Passing 4D Niimg-like object to scikit-learn pipeline leads to ValueError: Found input variables with inconsistent numbers of samples

JohannesWiesner · May 14, 2019, 12:03pm

I have a list of filepaths to 3D Nifti Files. I use nilearn’s resample_img to resample the images to a target affine. resample_img returns the files as a 4D Image. I then want to pass this object and the labels to my scikit-learn pipeline, however I get the error:

ValueError: Found input variables with inconsistent numbers of samples

I know why this error happens: scikit-learn (or more precise check_consistent_length()) compares the length of the first dimension of X (so the length of the x-axis, which is of course the wrong axis) and y (number of samples) and will throw the error since they are of unequal length. Is there any way to let the pipeline accept my 4D object? I guess if I could hack this ‘safety function’ everything would still work. My first transformer contains NiftiMasker which will automatically transform the 4D img to the right format (n_samples * n_features), so after the 4D file is transformed, X and y do have the right shape.

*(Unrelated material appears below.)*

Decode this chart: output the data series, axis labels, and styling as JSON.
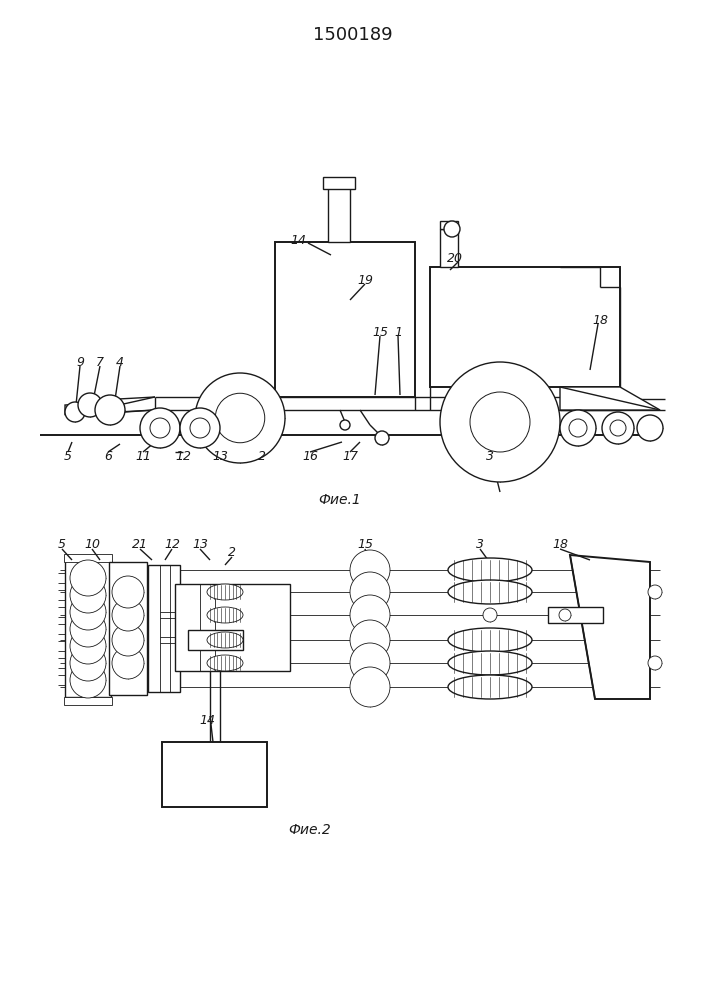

gilbertcane · June 28, 2021, 4:53pm

Sounds like the shapes of your labels and predictions are not in alignment. I faced a similar problem while fitting a linear regression model . The problem in my case was, Number of rows in X was not equal to number of rows in y. In most case, x as your feature parameter and y as your predictor. But your feature parameter should not be 1D. So check the shape of x and if it is 1D, then convert it from 1D to 2D.

x.reshape(-1,1)

Also, you likely get problems because you remove rows containing nulls in X_train and y_train independent of each other. y_train probably has few, or no nulls and X_train probably has some. So when you remove a row in X_train and the same row is not removed in y_train it will cause your data to be unsynced and have different lenghts. Instead you should remove nulls before you separate X and y.